If you yelled for 8 years, 7 months and 6 days you would have produced enough sound energy to heat one cup of coffee.
(Hardly seems worth it.)

If you farted consistently for 6 years and 9 months, enough gas is produced to create the energy of an atomic bomb.
(Now that's more like it!)

The human heart creates enough pressure when it pumps out to the body to squirt blood 30 feet.
(O.M.G.!)

A pig's orgasm lasts 30 minutes.
(In my next life, I want to be a pig.)

A cockroach will live nine days without its head before it starves to death! (Creepy)
(I'm still not over the pig.)

Banging your head against a wall uses 150 calories a hour
(Don't try this at home, maybe at work)

The male praying mantis cannot copulate while its head is attached to its body. The female initiates sex by ripping the male's head off.
("Honey, I'm home. What the....?!")

The flea can jump 350 times its body length. It's like a human jumping the length of a football field.
(30 minutes..lucky pig! Can you imagine?)

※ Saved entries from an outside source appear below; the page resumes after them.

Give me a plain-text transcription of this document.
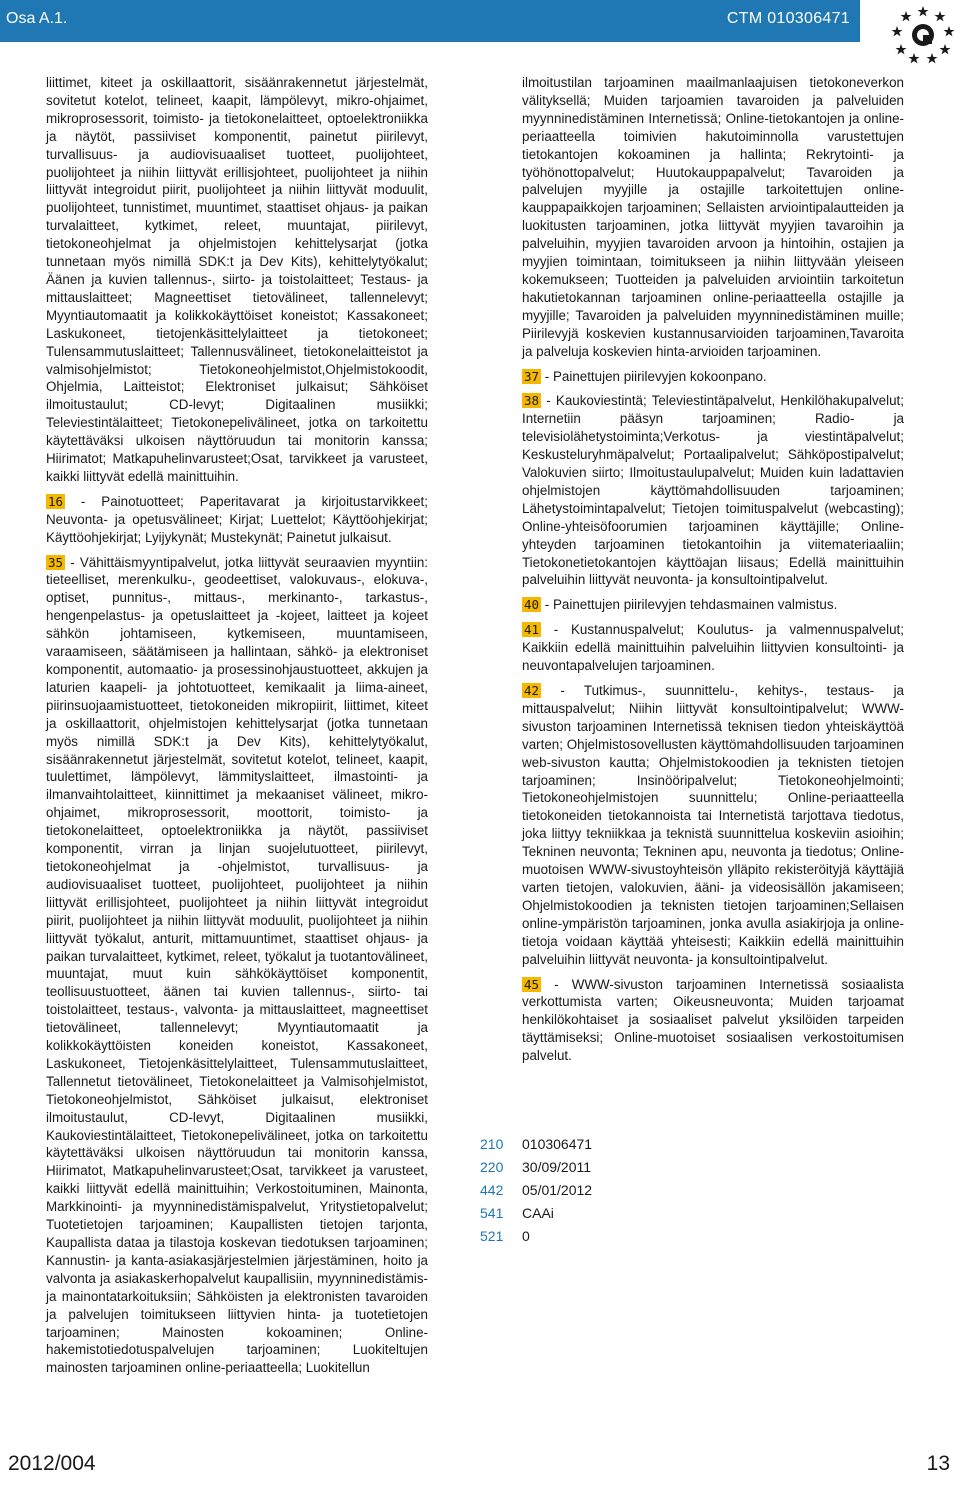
Osa A.1.	CTM 010306471

liittimet, kiteet ja oskillaattorit, sisäänrakennetut järjestelmät, sovitetut kotelot, telineet, kaapit, lämpölevyt, mikro-ohjaimet, mikroprosessorit, toimisto- ja tietokonelaitteet, optoelektroniikka ja näytöt, passiiviset komponentit, painetut piirilevyt, turvallisuus- ja audiovisuaaliset tuotteet, puolijohteet, puolijohteet ja niihin liittyvät erillisjohteet, puolijohteet ja niihin liittyvät integroidut piirit, puolijohteet ja niihin liittyvät moduulit, puolijohteet, tunnistimet, muuntimet, staattiset ohjaus- ja paikan turvalaitteet, kytkimet, releet, muuntajat, piirilevyt, tietokoneohjelmat ja ohjelmistojen kehittelysarjat (jotka tunnetaan myös nimillä SDK:t ja Dev Kits), kehittelytyökalut; Äänen ja kuvien tallennus-, siirto- ja toistolaitteet; Testaus- ja mittauslaitteet; Magneettiset tietovälineet, tallennelevyt; Myyntiautomaatit ja kolikkokäyttöiset koneistot; Kassakoneet; Laskukoneet, tietojenkäsittelylaitteet ja tietokoneet; Tulensammutuslaitteet; Tallennusvälineet, tietokonelaitteistot ja valmisohjelmistot; Tietokoneohjelmistot,Ohjelmistokoodit, Ohjelmia, Laitteistot; Elektroniset julkaisut; Sähköiset ilmoitustaulut; CD-levyt; Digitaalinen musiikki; Televiestintälaitteet; Tietokonepelivälineet, jotka on tarkoitettu käytettäväksi ulkoisen näyttöruudun tai monitorin kanssa; Hiirimatot; Matkapuhelinvarusteet;Osat, tarvikkeet ja varusteet, kaikki liittyvät edellä mainittuihin.

16 - Painotuotteet; Paperitavarat ja kirjoitustarvikkeet; Neuvonta- ja opetusvälineet; Kirjat; Luettelot; Käyttöohjekirjat; Käyttöohjekirjat; Lyijykynät; Mustekynät; Painetut julkaisut.

35 - Vähittäismyyntipalvelut, jotka liittyvät seuraavien myyntiin: tieteelliset, merenkulku-, geodeettiset, valokuvaus-, elokuva-, optiset, punnitus-, mittaus-, merkinanto-, tarkastus-, hengenpelastus- ja opetuslaitteet ja -kojeet, laitteet ja kojeet sähkön johtamiseen, kytkemiseen, muuntamiseen, varaamiseen, säätämiseen ja hallintaan, sähkö- ja elektroniset komponentit, automaatio- ja prosessinohjaustuotteet, akkujen ja laturien kaapeli- ja johtotuotteet, kemikaalit ja liima-aineet, piirinsuojaamistuotteet, tietokoneiden mikropiirit, liittimet, kiteet ja oskillaattorit, ohjelmistojen kehittelysarjat (jotka tunnetaan myös nimillä SDK:t ja Dev Kits), kehittelytyökalut, sisäänrakennetut järjestelmät, sovitetut kotelot, telineet, kaapit, tuulettimet, lämpölevyt, lämmityslaitteet, ilmastointi- ja ilmanvaihtolaitteet, kiinnittimet ja mekaaniset välineet, mikro-ohjaimet, mikroprosessorit, moottorit, toimisto- ja tietokonelaitteet, optoelektroniikka ja näytöt, passiiviset komponentit, virran ja linjan suojelutuotteet, piirilevyt, tietokoneohjelmat ja -ohjelmistot, turvallisuus- ja audiovisuaaliset tuotteet, puolijohteet, puolijohteet ja niihin liittyvät erillisjohteet, puolijohteet ja niihin liittyvät integroidut piirit, puolijohteet ja niihin liittyvät moduulit, puolijohteet ja niihin liittyvät työkalut, anturit, mittamuuntimet, staattiset ohjaus- ja paikan turvalaitteet, kytkimet, releet, työkalut ja tuotantovälineet, muuntajat, muut kuin sähkökäyttöiset komponentit, teollisuustuotteet, äänen tai kuvien tallennus-, siirto- tai toistolaitteet, testaus-, valvonta- ja mittauslaitteet, magneettiset tietovälineet, tallennelevyt; Myyntiautomaatit ja kolikkokäyttöisten koneiden koneistot, Kassakoneet, Laskukoneet, Tietojenkäsittelylaitteet, Tulensammutuslaitteet, Tallennetut tietovälineet, Tietokonelaitteet ja Valmisohjelmistot, Tietokoneohjelmistot, Sähköiset julkaisut, elektroniset ilmoitustaulut, CD-levyt, Digitaalinen musiikki, Kaukoviestintälaitteet, Tietokonepelivälineet, jotka on tarkoitettu käytettäväksi ulkoisen näyttöruudun tai monitorin kanssa, Hiirimatot, Matkapuhelinvarusteet;Osat, tarvikkeet ja varusteet, kaikki liittyvät edellä mainittuihin; Verkostoituminen, Mainonta, Markkinointi- ja myynninedistämispalvelut, Yritystietopalvelut; Tuotetietojen tarjoaminen; Kaupallisten tietojen tarjonta, Kaupallista dataa ja tilastoja koskevan tiedotuksen tarjoaminen; Kannustin- ja kanta-asiakasjärjestelmien järjestäminen, hoito ja valvonta ja asiakaskerhopalvelut kaupallisiin, myynninedistämis- ja mainontatarkoituksiin; Sähköisten ja elektronisten tavaroiden ja palvelujen toimitukseen liittyvien hinta- ja tuotetietojen tarjoaminen; Mainosten kokoaminen; Online-hakemistotiedotuspalvelujen tarjoaminen; Luokiteltujen mainosten tarjoaminen online-periaatteella; Luokitellun

ilmoitustilan tarjoaminen maailmanlaajuisen tietokoneverkon välityksellä; Muiden tarjoamien tavaroiden ja palveluiden myynninedistäminen Internetissä; Online-tietokantojen ja online-periaatteella toimivien hakutoiminnolla varustettujen tietokantojen kokoaminen ja hallinta; Rekrytointi- ja työhönottopalvelut; Huutokauppapalvelut; Tavaroiden ja palvelujen myyjille ja ostajille tarkoitettujen online-kauppapaikkojen tarjoaminen; Sellaisten arviointipalautteiden ja luokitusten tarjoaminen, jotka liittyvät myyjien tavaroihin ja palveluihin, myyjien tavaroiden arvoon ja hintoihin, ostajien ja myyjien toimintaan, toimitukseen ja niihin liittyvään yleiseen kokemukseen; Tuotteiden ja palveluiden arviointiin tarkoitetun hakutietokannan tarjoaminen online-periaatteella ostajille ja myyjille; Tavaroiden ja palveluiden myynninedistäminen muille; Piirilevyjä koskevien kustannusarvioiden tarjoaminen,Tavaroita ja palveluja koskevien hinta-arvioiden tarjoaminen.

37 - Painettujen piirilevyjen kokoonpano.

38 - Kaukoviestintä; Televiestintäpalvelut, Henkilöhakupalvelut; Internetiin pääsyn tarjoaminen; Radio- ja televisiolähetystoiminta;Verkotus- ja viestintäpalvelut; Keskusteluryhmäpalvelut; Portaalipalvelut; Sähköpostipalvelut; Valokuvien siirto; Ilmoitustaulupalvelut; Muiden kuin ladattavien ohjelmistojen käyttömahdollisuuden tarjoaminen; Lähetystoimintapalvelut; Tietojen toimituspalvelut (webcasting); Online-yhteisöfoorumien tarjoaminen käyttäjille; Online-yhteyden tarjoaminen tietokantoihin ja viitemateriaaliin; Tietokonetietokantojen käyttöajan liisaus; Edellä mainittuihin palveluihin liittyvät neuvonta- ja konsultointipalvelut.

40 - Painettujen piirilevyjen tehdasmainen valmistus.

41 - Kustannuspalvelut; Koulutus- ja valmennuspalvelut; Kaikkiin edellä mainittuihin palveluihin liittyvien konsultointi- ja neuvontapalvelujen tarjoaminen.

42 - Tutkimus-, suunnittelu-, kehitys-, testaus- ja mittauspalvelut; Niihin liittyvät konsultointipalvelut; WWW-sivuston tarjoaminen Internetissä teknisen tiedon yhteiskäyttöä varten; Ohjelmistosovellusten käyttömahdollisuuden tarjoaminen web-sivuston kautta; Ohjelmistokoodien ja teknisten tietojen tarjoaminen; Insinööripalvelut; Tietokoneohjelmointi; Tietokoneohjelmistojen suunnittelu; Online-periaatteella tietokoneiden tietokannoista tai Internetistä tarjottava tiedotus, joka liittyy tekniikkaa ja teknistä suunnittelua koskeviin asioihin; Tekninen neuvonta; Tekninen apu, neuvonta ja tiedotus; Online-muotoisen WWW-sivustoyhteisön ylläpito rekisteröityjä käyttäjiä varten tietojen, valokuvien, ääni- ja videosisällön jakamiseen; Ohjelmistokoodien ja teknisten tietojen tarjoaminen;Sellaisen online-ympäristön tarjoaminen, jonka avulla asiakirjoja ja online-tietoja voidaan käyttää yhteisesti; Kaikkiin edellä mainittuihin palveluihin liittyvät neuvonta- ja konsultointipalvelut.

45 - WWW-sivuston tarjoaminen Internetissä sosiaalista verkottumista varten; Oikeusneuvonta; Muiden tarjoamat henkilökohtaiset ja sosiaaliset palvelut yksilöiden tarpeiden täyttämiseksi; Online-muotoiset sosiaalisen verkostoitumisen palvelut.

210	010306471
220	30/09/2011
442	05/01/2012
541	CAAi
521	0
2012/004	13
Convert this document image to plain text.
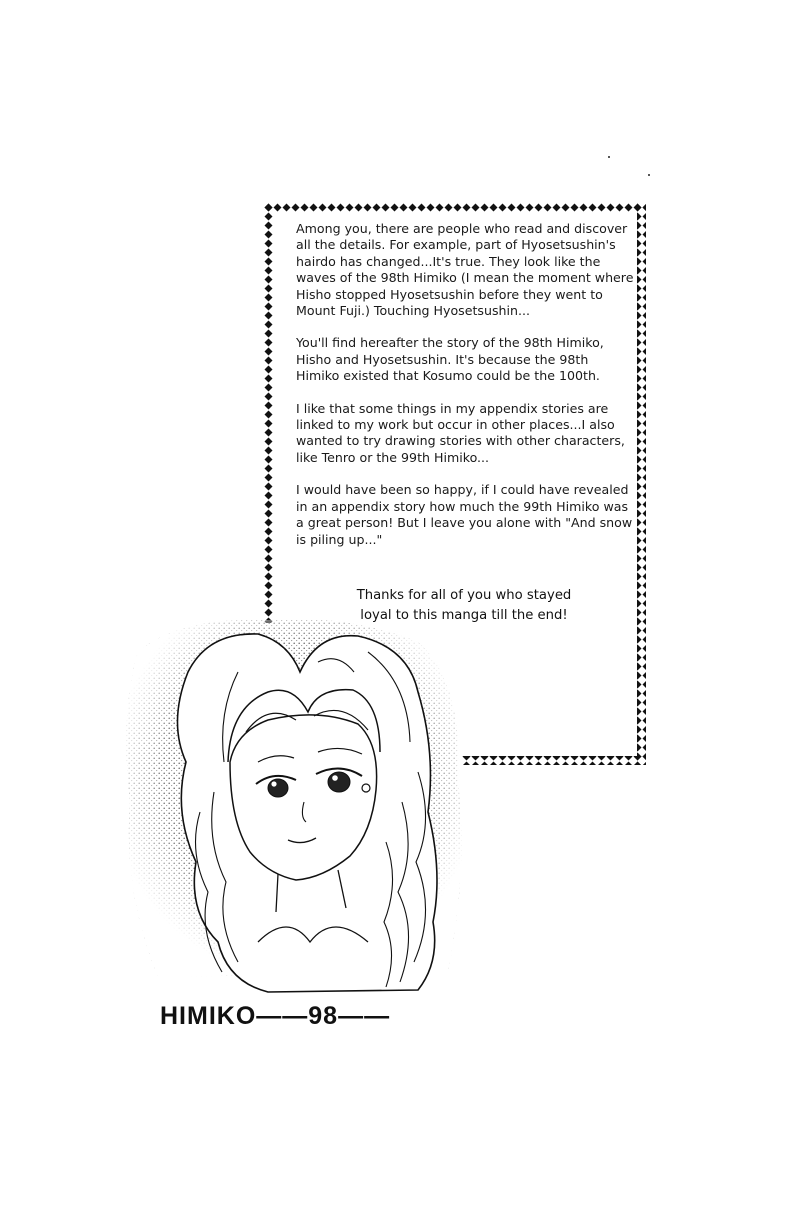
Among you, there are people who read and discover all the details. For example, part of Hyosetsushin's hairdo has changed...It's true. They look like the waves of the 98th Himiko (I mean the moment where Hisho stopped Hyosetsushin before they went to Mount Fuji.) Touching Hyosetsushin...

You'll find hereafter the story of the 98th Himiko, Hisho and Hyosetsushin. It's because the 98th Himiko existed that Kosumo could be the 100th.

I like that some things in my appendix stories are linked to my work but occur in other places...I also wanted to try drawing stories with other characters, like Tenro or the 99th Himiko...

I would have been so happy, if I could have revealed in an appendix story how much the 99th Himiko was a great person! But I leave you alone with "And snow is piling up..."

Thanks for all of you who stayed
loyal to this manga till the end!
HIMIKO——98——
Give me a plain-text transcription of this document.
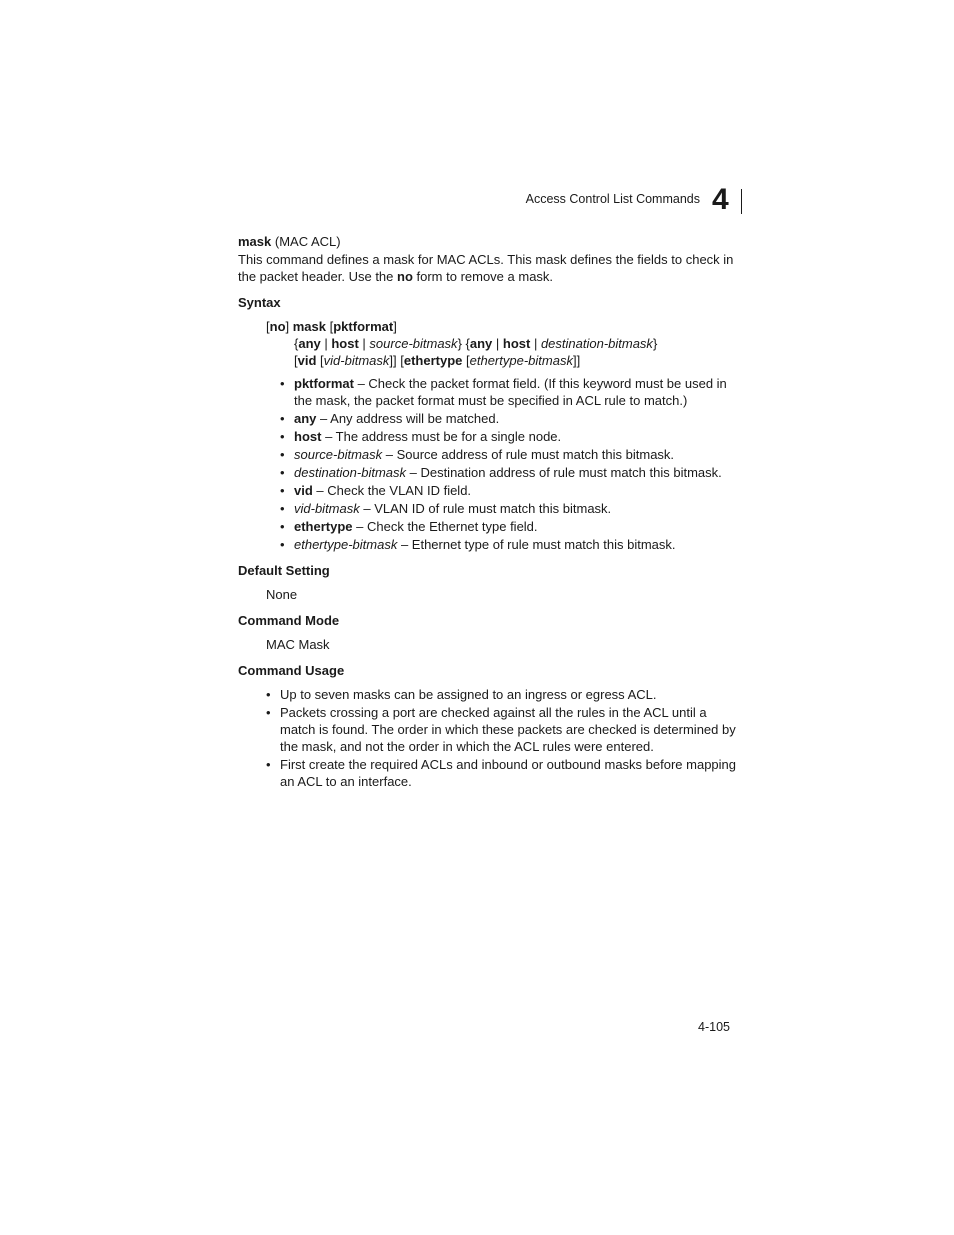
Access Control List Commands 4

mask (MAC ACL)

This command defines a mask for MAC ACLs. This mask defines the fields to check in the packet header. Use the no form to remove a mask.

Syntax

[no] mask [pktformat]
{any | host | source-bitmask} {any | host | destination-bitmask}
[vid [vid-bitmask]] [ethertype [ethertype-bitmask]]
• pktformat – Check the packet format field. (If this keyword must be used in the mask, the packet format must be specified in ACL rule to match.)
• any – Any address will be matched.
• host – The address must be for a single node.
• source-bitmask – Source address of rule must match this bitmask.
• destination-bitmask – Destination address of rule must match this bitmask.
• vid – Check the VLAN ID field.
• vid-bitmask – VLAN ID of rule must match this bitmask.
• ethertype – Check the Ethernet type field.
• ethertype-bitmask – Ethernet type of rule must match this bitmask.

Default Setting

None

Command Mode

MAC Mask

Command Usage

• Up to seven masks can be assigned to an ingress or egress ACL.
• Packets crossing a port are checked against all the rules in the ACL until a match is found. The order in which these packets are checked is determined by the mask, and not the order in which the ACL rules were entered.
• First create the required ACLs and inbound or outbound masks before mapping an ACL to an interface.
4-105
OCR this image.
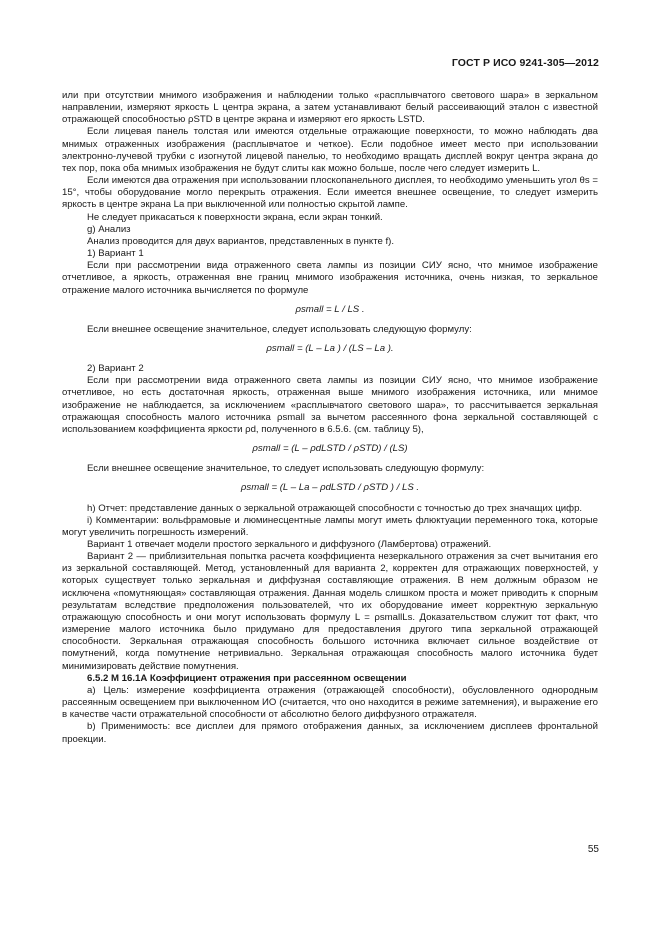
ГОСТ Р ИСО 9241-305—2012

или при отсутствии мнимого изображения и наблюдении только «расплывчатого светового шара» в зеркальном направлении, измеряют яркость L центра экрана, а затем устанавливают белый рассеивающий эталон с известной отражающей способностью ρSTD в центре экрана и измеряют его яркость LSTD.

Если лицевая панель толстая или имеются отдельные отражающие поверхности, то можно наблюдать два мнимых отраженных изображения (расплывчатое и четкое). Если подобное имеет место при использовании электронно-лучевой трубки с изогнутой лицевой панелью, то необходимо вращать дисплей вокруг центра экрана до тех пор, пока оба мнимых изображения не будут слиты как можно больше, после чего следует измерить L.

Если имеются два отражения при использовании плоскопанельного дисплея, то необходимо уменьшить угол θs = 15°, чтобы оборудование могло перекрыть отражения. Если имеется внешнее освещение, то следует измерить яркость в центре экрана La при выключенной или полностью скрытой лампе.

Не следует прикасаться к поверхности экрана, если экран тонкий.

g) Анализ

Анализ проводится для двух вариантов, представленных в пункте f).

1) Вариант 1

Если при рассмотрении вида отраженного света лампы из позиции СИУ ясно, что мнимое изображение отчетливое, а яркость, отраженная вне границ мнимого изображения источника, очень низкая, то зеркальное отражение малого источника вычисляется по формуле

ρsmall = L / LS .

Если внешнее освещение значительное, следует использовать следующую формулу:

ρsmall = (L – La ) / (LS – La ).

2) Вариант 2

Если при рассмотрении вида отраженного света лампы из позиции СИУ ясно, что мнимое изображение отчетливое, но есть достаточная яркость, отраженная выше мнимого изображения источника, или мнимое изображение не наблюдается, за исключением «расплывчатого светового шара», то рассчитывается зеркальная отражающая способность малого источника ρsmall за вычетом рассеянного фона зеркальной составляющей с использованием коэффициента яркости ρd, полученного в 6.5.6. (см. таблицу 5),

ρsmall = (L – ρdLSTD / ρSTD) / (LS)

Если внешнее освещение значительное, то следует использовать следующую формулу:

ρsmall = (L – La – ρdLSTD / ρSTD ) / LS .

h) Отчет: представление данных о зеркальной отражающей способности с точностью до трех значащих цифр.

i) Комментарии: вольфрамовые и люминесцентные лампы могут иметь флюктуации переменного тока, которые могут увеличить погрешность измерений.

Вариант 1 отвечает модели простого зеркального и диффузного (Ламбертова) отражений.

Вариант 2 — приблизительная попытка расчета коэффициента незеркального отражения за счет вычитания его из зеркальной составляющей. Метод, установленный для варианта 2, корректен для отражающих поверхностей, у которых существует только зеркальная и диффузная составляющие отражения. В нем должным образом не исключена «помутняющая» составляющая отражения. Данная модель слишком проста и может приводить к спорным результатам вследствие предположения пользователей, что их оборудование имеет корректную зеркальную отражающую способность и они могут использовать формулу L = ρsmallLs. Доказательством служит тот факт, что измерение малого источника было придумано для предоставления другого типа зеркальной отражающей способности. Зеркальная отражающая способность большого источника включает сильное воздействие от помутнений, когда помутнение нетривиально. Зеркальная отражающая способность малого источника будет минимизировать действие помутнения.

6.5.2 М 16.1А Коэффициент отражения при рассеянном освещении

а) Цель: измерение коэффициента отражения (отражающей способности), обусловленного однородным рассеянным освещением при выключенном ИО (считается, что оно находится в режиме затемнения), и выражение его в качестве части отражательной способности от абсолютно белого диффузного отражателя.

b) Применимость: все дисплеи для прямого отображения данных, за исключением дисплеев фронтальной проекции.

55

The catfish has over 27,000 taste buds.
(What could be so tasty on the bottom of a pond?)

Some lions mate over 50 times a day.
(I still want to be a pig in my next life...quality over quantity)

Butterflies taste with their feet.
(Something I always wanted to know.)

The strongest muscle in the body is the tongue.
(Hmmmmmm......)

Right-handed people live, on average, nine years longer than left-handed people.
(If you're ambidextrous, do you split the difference?)

Elephants are the only animals that cannot jump.
(okay, so that would be a good thing)

A cat's urine glows under a black light.
(I wonder who was paid to figure that out?)

An ostrich's eye is bigger than its brain.
(I know some people like that.)

Starfish have no brains.
(I know some people like that too.)

Polar bears are left-handed.
(If they switch, they'll live a lot longer)

Humans and dolphins are the only species that have sex for pleasure.